Sensible Wireless Spectrum Policy Needed to Close Digital Divide
As the Federal Communications Commission (FCC) considers how best to expand internet speed and access, all eyes are on a critical piece of the puzzle: mid-band ("C-band") spectrum. This bit of bandwidth is pivotal for lightning-fast 5G internet. But, this swath of spectrum is largely tied up by satellite companies who use the spectrum to beam their signals from space to Earth.
Unfortunately, these current beneficiaries want to commandeer the spectrum for their own benefit, by "selling" the C-band without any requirement to compensate the current owner — U.S. taxpayers. This proposal makes a farce of privatization, which normally results in more widespread access to valued goods. Instead of pursuing a faux sale, the FCC should commit to a robust auction process that would close the digital divide and bring internet to unserved areas.
If the satellite company consortium known as the "C-Band Alliance" (CBA) had their way, they would be empowered as a monopoly to sell $60 billion of valuable spectrum without pressure to make taxpayers whole. The CBA companies trying to sell the spectrum certainly do not own it. In fact, they were licensed this spectrum for free back in the 1960s. Allowing these leasees to become owners for free flies in the face of basic economics, where buyers compensate sellers and allow prices to reflect supply and demand.
In contrast to this half-baked approach by the CBA, the FCC's established way of reallocating spectrum via auctions has served consumers well in the past. Previous FCC-managed auctions have set the stage for nationwide 5G, while delivering a whopping $121 billion to the American taxpayer. The FCC has used incentive auctions to get incumbent and prospective users of spectrum to agree on a price, and the new users are given the green light to repurpose bandwidth for 5G deployment. But new users are simply taking over the lease, allowing the FCC to re-auction the spectrum in the future and bequeath the proceeds to taxpayers.
Even as the CBA tries to muddy the waters between sound privatization and a corporate handout, the consortium claims that a "private sale" approach would speed up 5G deployment and bridge the digital divide. But if the CBA had their way, the opposite would likely happen. Private companies have already suggested that they would pursue litigation should the FCC permit the CBA to sell this spectrum on the secondary market because of lack of transparency.
Not only will this litigation be costly, but it would delay relicensing and reallocation efforts for years to come, leaving the spectrum wholly unavailable for 5G deployment. Notwithstanding litigation, the act of designating a monopoly for the sales process would limit 5G availability nationally. One scholar incorrectly argues that this centralized approach would, "have a tendency to bring to market a smaller portion of the band at a higher price than that which would prevail in a competitive market."
These shenanigans would likely hit rural America the hardest, since providers have been reluctant to build-out to less-populated areas. 5G would diminish the need to build-out, but the CBA approach would lessen the promise of 5G and delay its debut in rural counties across the nation.

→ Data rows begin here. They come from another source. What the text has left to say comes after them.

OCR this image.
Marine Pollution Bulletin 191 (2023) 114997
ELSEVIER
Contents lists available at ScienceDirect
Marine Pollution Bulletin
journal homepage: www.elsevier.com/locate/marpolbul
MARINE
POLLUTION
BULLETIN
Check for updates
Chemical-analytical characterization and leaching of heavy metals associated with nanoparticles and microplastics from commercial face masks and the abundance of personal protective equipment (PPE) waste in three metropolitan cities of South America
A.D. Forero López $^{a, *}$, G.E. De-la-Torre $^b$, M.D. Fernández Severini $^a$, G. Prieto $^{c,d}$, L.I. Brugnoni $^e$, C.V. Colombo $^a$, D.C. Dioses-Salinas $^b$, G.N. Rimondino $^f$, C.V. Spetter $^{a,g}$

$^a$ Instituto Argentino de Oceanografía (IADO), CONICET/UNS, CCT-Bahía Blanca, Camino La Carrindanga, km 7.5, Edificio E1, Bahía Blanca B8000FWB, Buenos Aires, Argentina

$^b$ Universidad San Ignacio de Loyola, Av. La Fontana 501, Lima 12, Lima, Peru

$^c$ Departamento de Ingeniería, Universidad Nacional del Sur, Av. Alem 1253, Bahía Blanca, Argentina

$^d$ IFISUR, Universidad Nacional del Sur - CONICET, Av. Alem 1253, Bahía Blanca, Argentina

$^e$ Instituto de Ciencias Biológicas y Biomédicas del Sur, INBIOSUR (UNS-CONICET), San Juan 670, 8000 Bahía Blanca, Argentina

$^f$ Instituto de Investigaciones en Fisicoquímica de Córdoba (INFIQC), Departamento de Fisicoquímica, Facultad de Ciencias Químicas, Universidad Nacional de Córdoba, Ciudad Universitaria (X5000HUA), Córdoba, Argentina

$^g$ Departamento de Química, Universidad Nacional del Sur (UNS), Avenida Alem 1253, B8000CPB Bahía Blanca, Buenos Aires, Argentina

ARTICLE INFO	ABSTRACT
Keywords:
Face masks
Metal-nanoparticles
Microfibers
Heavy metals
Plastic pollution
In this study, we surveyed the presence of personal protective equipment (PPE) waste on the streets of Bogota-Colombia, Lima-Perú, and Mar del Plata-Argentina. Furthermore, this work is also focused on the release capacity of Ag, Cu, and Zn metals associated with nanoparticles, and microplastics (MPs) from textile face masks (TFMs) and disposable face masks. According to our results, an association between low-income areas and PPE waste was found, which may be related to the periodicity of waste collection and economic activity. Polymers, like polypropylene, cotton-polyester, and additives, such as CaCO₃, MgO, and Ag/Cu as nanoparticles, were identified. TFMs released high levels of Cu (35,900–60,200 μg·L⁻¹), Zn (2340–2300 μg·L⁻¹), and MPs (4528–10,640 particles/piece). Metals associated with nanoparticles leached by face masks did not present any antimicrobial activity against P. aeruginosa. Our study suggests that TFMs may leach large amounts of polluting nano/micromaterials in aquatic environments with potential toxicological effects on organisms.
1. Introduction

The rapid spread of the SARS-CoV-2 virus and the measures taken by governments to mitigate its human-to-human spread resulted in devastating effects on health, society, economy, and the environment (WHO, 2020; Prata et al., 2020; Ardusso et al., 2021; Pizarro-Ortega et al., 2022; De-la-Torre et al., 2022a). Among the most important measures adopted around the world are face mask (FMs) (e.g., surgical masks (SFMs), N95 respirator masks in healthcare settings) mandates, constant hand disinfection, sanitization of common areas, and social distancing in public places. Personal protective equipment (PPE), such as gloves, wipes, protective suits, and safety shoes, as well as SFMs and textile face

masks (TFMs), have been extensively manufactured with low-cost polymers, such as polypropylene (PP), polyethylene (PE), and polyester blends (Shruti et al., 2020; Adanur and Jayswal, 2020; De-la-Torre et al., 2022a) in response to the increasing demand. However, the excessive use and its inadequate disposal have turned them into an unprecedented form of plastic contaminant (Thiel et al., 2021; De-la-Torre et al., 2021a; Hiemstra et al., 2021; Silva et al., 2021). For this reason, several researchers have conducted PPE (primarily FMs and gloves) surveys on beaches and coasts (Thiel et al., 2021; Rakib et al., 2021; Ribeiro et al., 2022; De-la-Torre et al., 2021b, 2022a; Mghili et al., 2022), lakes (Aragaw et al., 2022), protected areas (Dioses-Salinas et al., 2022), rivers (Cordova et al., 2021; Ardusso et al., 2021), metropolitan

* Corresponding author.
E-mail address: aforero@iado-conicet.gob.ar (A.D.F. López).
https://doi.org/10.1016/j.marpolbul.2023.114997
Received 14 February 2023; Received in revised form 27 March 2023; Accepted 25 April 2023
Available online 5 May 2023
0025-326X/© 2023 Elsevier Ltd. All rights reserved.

State legislators have taken notice and are sounding the alarm at CBA's flawed proposal. A collection of them representing Iowa, Kansas, Missouri, Nebraska and South Dakota delivered an urgent letter to the FCC, imploring the federal government to safeguard the promise of 5G by keeping spectrum open and available for auction instead of closed-off via faux privatization.
Hanging in the balance are technologies that could exponentially improve the wealth, health, educational and cultural fortunes of rural communities across the country. For the residents of America's big cities, continued technological progress and innovation have become expected. But for those in less populous locales, next-generation internet might seem like fantasy. Medical professionals in America's dying rural hospitals would relish the opportunity to practice telemedicine or instantaneously share a CAT scan, but this could only happen via sensible federal policies.
Whether in Washington D.C. or Idaho, all of America stands to benefit from more reliable internet that can connect users ten times faster than 4G. But America will only see this benefit if scarce, valuable spectrum is managed prudently. Until the FCC can cobble together an actual privatization plan where taxpayers would be made whole, the agency should use auctions to bring about next-generation internet standards. The FCC stands at a precipice, and the stakes could not be higher.
David Williams is the President of the Taxpayers Protection Alliance.